Bad loans were increasing due to continued deleveraging by the Indian corporate sector

R Venkataraman, Chairman, IIFL Securities Ltd
R Venkataraman, Chairman, IIFL Securities Ltd
Samie Modak
4 min read Last Updated : Feb 08 2023 | 4:44 PM IST
After being the best performer among major stock markets globally in the year 2022, India was the worst-performing major market in January. In an interview with Samie Modak, R Venkataraman, chairman of IIFL Securities, says the recent underperformance is partly due to bullish expectations. Edited excerpts:

Indian markets have turned underperformers after last year’s outperformance. Do you see this new trend continuing?

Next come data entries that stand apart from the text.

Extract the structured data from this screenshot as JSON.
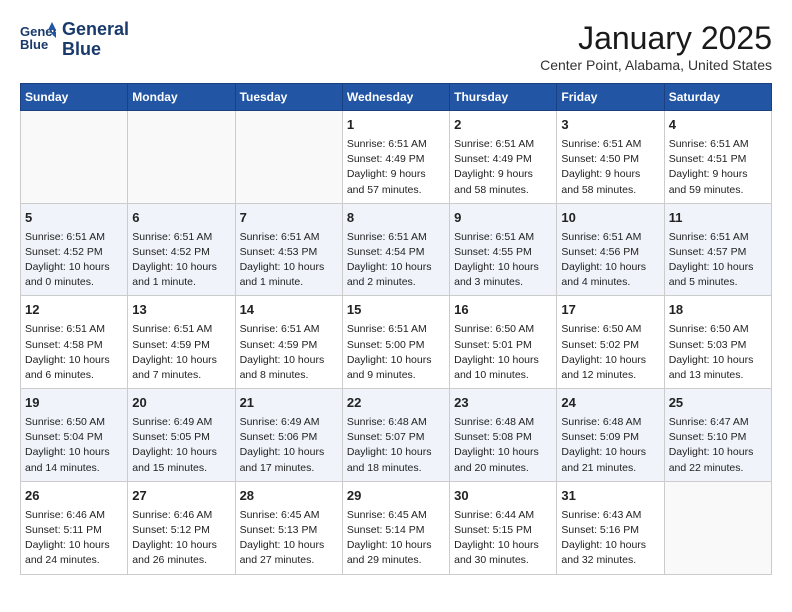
{
  "logo": {
    "line1": "General",
    "line2": "Blue"
  },
  "title": "January 2025",
  "subtitle": "Center Point, Alabama, United States",
  "weekdays": [
    "Sunday",
    "Monday",
    "Tuesday",
    "Wednesday",
    "Thursday",
    "Friday",
    "Saturday"
  ],
  "weeks": [
    [
      {
        "day": "",
        "content": ""
      },
      {
        "day": "",
        "content": ""
      },
      {
        "day": "",
        "content": ""
      },
      {
        "day": "1",
        "content": "Sunrise: 6:51 AM\nSunset: 4:49 PM\nDaylight: 9 hours and 57 minutes."
      },
      {
        "day": "2",
        "content": "Sunrise: 6:51 AM\nSunset: 4:49 PM\nDaylight: 9 hours and 58 minutes."
      },
      {
        "day": "3",
        "content": "Sunrise: 6:51 AM\nSunset: 4:50 PM\nDaylight: 9 hours and 58 minutes."
      },
      {
        "day": "4",
        "content": "Sunrise: 6:51 AM\nSunset: 4:51 PM\nDaylight: 9 hours and 59 minutes."
      }
    ],
    [
      {
        "day": "5",
        "content": "Sunrise: 6:51 AM\nSunset: 4:52 PM\nDaylight: 10 hours and 0 minutes."
      },
      {
        "day": "6",
        "content": "Sunrise: 6:51 AM\nSunset: 4:52 PM\nDaylight: 10 hours and 1 minute."
      },
      {
        "day": "7",
        "content": "Sunrise: 6:51 AM\nSunset: 4:53 PM\nDaylight: 10 hours and 1 minute."
      },
      {
        "day": "8",
        "content": "Sunrise: 6:51 AM\nSunset: 4:54 PM\nDaylight: 10 hours and 2 minutes."
      },
      {
        "day": "9",
        "content": "Sunrise: 6:51 AM\nSunset: 4:55 PM\nDaylight: 10 hours and 3 minutes."
      },
      {
        "day": "10",
        "content": "Sunrise: 6:51 AM\nSunset: 4:56 PM\nDaylight: 10 hours and 4 minutes."
      },
      {
        "day": "11",
        "content": "Sunrise: 6:51 AM\nSunset: 4:57 PM\nDaylight: 10 hours and 5 minutes."
      }
    ],
    [
      {
        "day": "12",
        "content": "Sunrise: 6:51 AM\nSunset: 4:58 PM\nDaylight: 10 hours and 6 minutes."
      },
      {
        "day": "13",
        "content": "Sunrise: 6:51 AM\nSunset: 4:59 PM\nDaylight: 10 hours and 7 minutes."
      },
      {
        "day": "14",
        "content": "Sunrise: 6:51 AM\nSunset: 4:59 PM\nDaylight: 10 hours and 8 minutes."
      },
      {
        "day": "15",
        "content": "Sunrise: 6:51 AM\nSunset: 5:00 PM\nDaylight: 10 hours and 9 minutes."
      },
      {
        "day": "16",
        "content": "Sunrise: 6:50 AM\nSunset: 5:01 PM\nDaylight: 10 hours and 10 minutes."
      },
      {
        "day": "17",
        "content": "Sunrise: 6:50 AM\nSunset: 5:02 PM\nDaylight: 10 hours and 12 minutes."
      },
      {
        "day": "18",
        "content": "Sunrise: 6:50 AM\nSunset: 5:03 PM\nDaylight: 10 hours and 13 minutes."
      }
    ],
    [
      {
        "day": "19",
        "content": "Sunrise: 6:50 AM\nSunset: 5:04 PM\nDaylight: 10 hours and 14 minutes."
      },
      {
        "day": "20",
        "content": "Sunrise: 6:49 AM\nSunset: 5:05 PM\nDaylight: 10 hours and 15 minutes."
      },
      {
        "day": "21",
        "content": "Sunrise: 6:49 AM\nSunset: 5:06 PM\nDaylight: 10 hours and 17 minutes."
      },
      {
        "day": "22",
        "content": "Sunrise: 6:48 AM\nSunset: 5:07 PM\nDaylight: 10 hours and 18 minutes."
      },
      {
        "day": "23",
        "content": "Sunrise: 6:48 AM\nSunset: 5:08 PM\nDaylight: 10 hours and 20 minutes."
      },
      {
        "day": "24",
        "content": "Sunrise: 6:48 AM\nSunset: 5:09 PM\nDaylight: 10 hours and 21 minutes."
      },
      {
        "day": "25",
        "content": "Sunrise: 6:47 AM\nSunset: 5:10 PM\nDaylight: 10 hours and 22 minutes."
      }
    ],
    [
      {
        "day": "26",
        "content": "Sunrise: 6:46 AM\nSunset: 5:11 PM\nDaylight: 10 hours and 24 minutes."
      },
      {
        "day": "27",
        "content": "Sunrise: 6:46 AM\nSunset: 5:12 PM\nDaylight: 10 hours and 26 minutes."
      },
      {
        "day": "28",
        "content": "Sunrise: 6:45 AM\nSunset: 5:13 PM\nDaylight: 10 hours and 27 minutes."
      },
      {
        "day": "29",
        "content": "Sunrise: 6:45 AM\nSunset: 5:14 PM\nDaylight: 10 hours and 29 minutes."
      },
      {
        "day": "30",
        "content": "Sunrise: 6:44 AM\nSunset: 5:15 PM\nDaylight: 10 hours and 30 minutes."
      },
      {
        "day": "31",
        "content": "Sunrise: 6:43 AM\nSunset: 5:16 PM\nDaylight: 10 hours and 32 minutes."
      },
      {
        "day": "",
        "content": ""
      }
    ]
  ]
}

Part of the underperformance can be attributed to not having priced in a slowdown early enough. As a result, we are seeing the markets negatively react to some corporate results. The share price fall in Adani group companies has also pulled down the market. There could be a reversal once there is more clarity on the Adani issue, especially with regard to excessive debt. We are not as worried as the market seems to be on default or contagion risk. There are a number of growth levers in the economy and these should help growth to resume. With inflation coming down worldwide to low or at least acceptable levels, it should help those with low income having greater propensity to consume. Furthermore, the steady progress on capex will keep the momentum strong and enable an over 6 per cent growth for the next two years.

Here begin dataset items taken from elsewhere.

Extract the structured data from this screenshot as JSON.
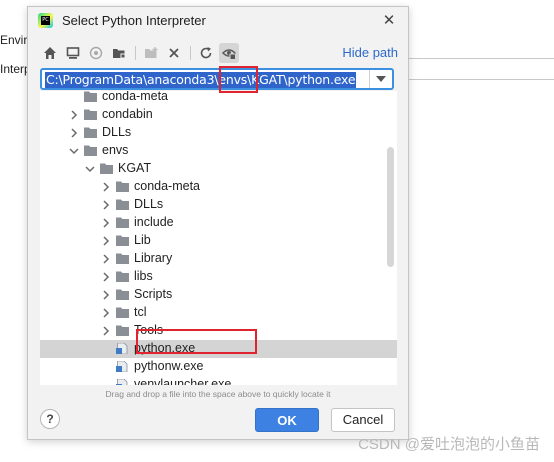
{
  "background": {
    "label_env": "Envir",
    "label_interp": "Interp"
  },
  "dialog": {
    "title": "Select Python Interpreter",
    "app_icon_text": "PC",
    "close_symbol": "✕",
    "hide_path_label": "Hide path",
    "path_value": "C:\\ProgramData\\anaconda3\\envs\\KGAT\\python.exe",
    "drag_hint": "Drag and drop a file into the space above to quickly locate it",
    "ok_label": "OK",
    "cancel_label": "Cancel",
    "help_symbol": "?"
  },
  "toolbar_icons": [
    "home-icon",
    "desktop-icon",
    "project-icon",
    "module-icon",
    "new-folder-icon",
    "delete-icon",
    "refresh-icon",
    "show-hidden-icon"
  ],
  "tree": {
    "rows": [
      {
        "label": "conda-meta",
        "type": "folder",
        "expander": "none",
        "depth": 1
      },
      {
        "label": "condabin",
        "type": "folder",
        "expander": "collapsed",
        "depth": 1
      },
      {
        "label": "DLLs",
        "type": "folder",
        "expander": "collapsed",
        "depth": 1
      },
      {
        "label": "envs",
        "type": "folder",
        "expander": "expanded",
        "depth": 1
      },
      {
        "label": "KGAT",
        "type": "folder",
        "expander": "expanded",
        "depth": 2
      },
      {
        "label": "conda-meta",
        "type": "folder",
        "expander": "collapsed",
        "depth": 3
      },
      {
        "label": "DLLs",
        "type": "folder",
        "expander": "collapsed",
        "depth": 3
      },
      {
        "label": "include",
        "type": "folder",
        "expander": "collapsed",
        "depth": 3
      },
      {
        "label": "Lib",
        "type": "folder",
        "expander": "collapsed",
        "depth": 3
      },
      {
        "label": "Library",
        "type": "folder",
        "expander": "collapsed",
        "depth": 3
      },
      {
        "label": "libs",
        "type": "folder",
        "expander": "collapsed",
        "depth": 3
      },
      {
        "label": "Scripts",
        "type": "folder",
        "expander": "collapsed",
        "depth": 3
      },
      {
        "label": "tcl",
        "type": "folder",
        "expander": "collapsed",
        "depth": 3
      },
      {
        "label": "Tools",
        "type": "folder",
        "expander": "collapsed",
        "depth": 3
      },
      {
        "label": "python.exe",
        "type": "file",
        "expander": "none",
        "depth": 3,
        "selected": true
      },
      {
        "label": "pythonw.exe",
        "type": "file",
        "expander": "none",
        "depth": 3
      },
      {
        "label": "venvlauncher.exe",
        "type": "file",
        "expander": "none",
        "depth": 3
      }
    ]
  },
  "watermark": "CSDN @爱吐泡泡的小鱼苗",
  "colors": {
    "accent": "#3d82e3",
    "selection_text_bg": "#2f65ca",
    "annotation_red": "#e0242f",
    "folder": "#8a8f96"
  }
}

How do you see the health of the banking and non-banking financial company (NBFC) industry? Will bad loans continue to edge lower?

Bad loans were increasing due to continued deleveraging by the corporate sector. Aggregate non-finance debt has come down from 41 per cent to 31 per cent of GDP over the last nine years. There is a lot better protective regulation forcing timely disclosure and early tackling of bad loans. Also, as we are suggesting, the growth resumption has resilience and momentum. So, we are sanguine on both banks and NBFCs.

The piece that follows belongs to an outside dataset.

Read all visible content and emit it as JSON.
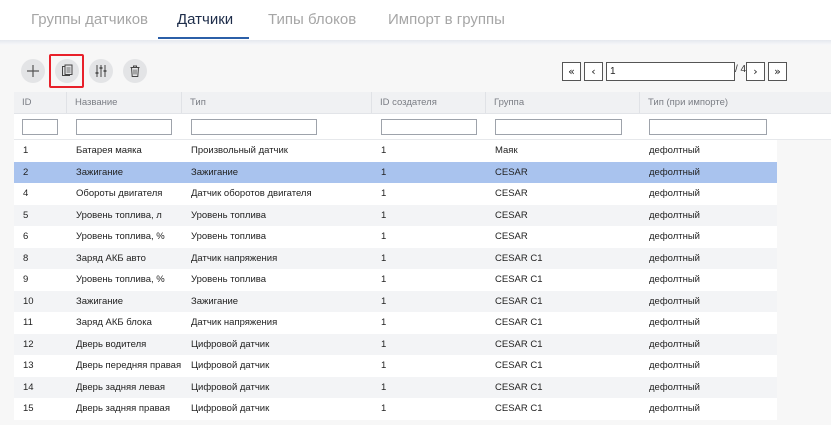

There are concerns around the thinning of domestic liquidity. Inflows into mutual funds (MFs) are slowing, the Budget tax move could impact insurance flows. Is that a risk for the market?

Insurance products at the upper end are not likely to be as attractive as they were before the Budget as the income from big-ticket policies will now be taxable. The MF industry could see a positive impact because of this. But if inflation stays at current levels, then deposit rates will rise and some money could get diverted from MF inflows towards bank deposits. But at present, these are tangential risks. India’s growth momentum and recent underperformance should take care of a large part of this worry.

What are the other key risks at this juncture?

Among the less-talked-about risks is the inability of the Centre and state governments to bolster the power sector. Two key reforms are needed — the new Electricity Act and the redressal of state electricity boards’ balance sheets, not to mention fair consumer pricing of power.

Do you expect foreign capital to return to India? How soon and why?

Globally, inflation is softening. In fact, our calculation suggests that US inflation has already dropped to zero. We expect the US Fed to cut rates aggressively starting from the second half of this calendar year. This would enable monetary conditions to improve. Then, India can attract more than its fair share of inflows.

What will be the key drivers for earnings growth, going forward?

Corporate profits have jumped from 1 per cent to 5 per cent of GDP between FY20 and FY22 with no increase in GDP. Hence, the full benefit of operating leverage will come over the next three-four years. Reform momentum is strong – with more aggressive implementation of the India digital stack. Also, bank and company balance sheets are less leveraged. Manufacturing investment climate is seeing an improvement, thanks to the production-linked incentive (PLI) scheme and a global shift away from China.

Which sectors and themes will benefit from the capex push and other Budget measures? 

We feel capital goods, construction, banks (both private and state owned), cement and life insurance stocks (following the latest correction) will have a good chance of outperforming.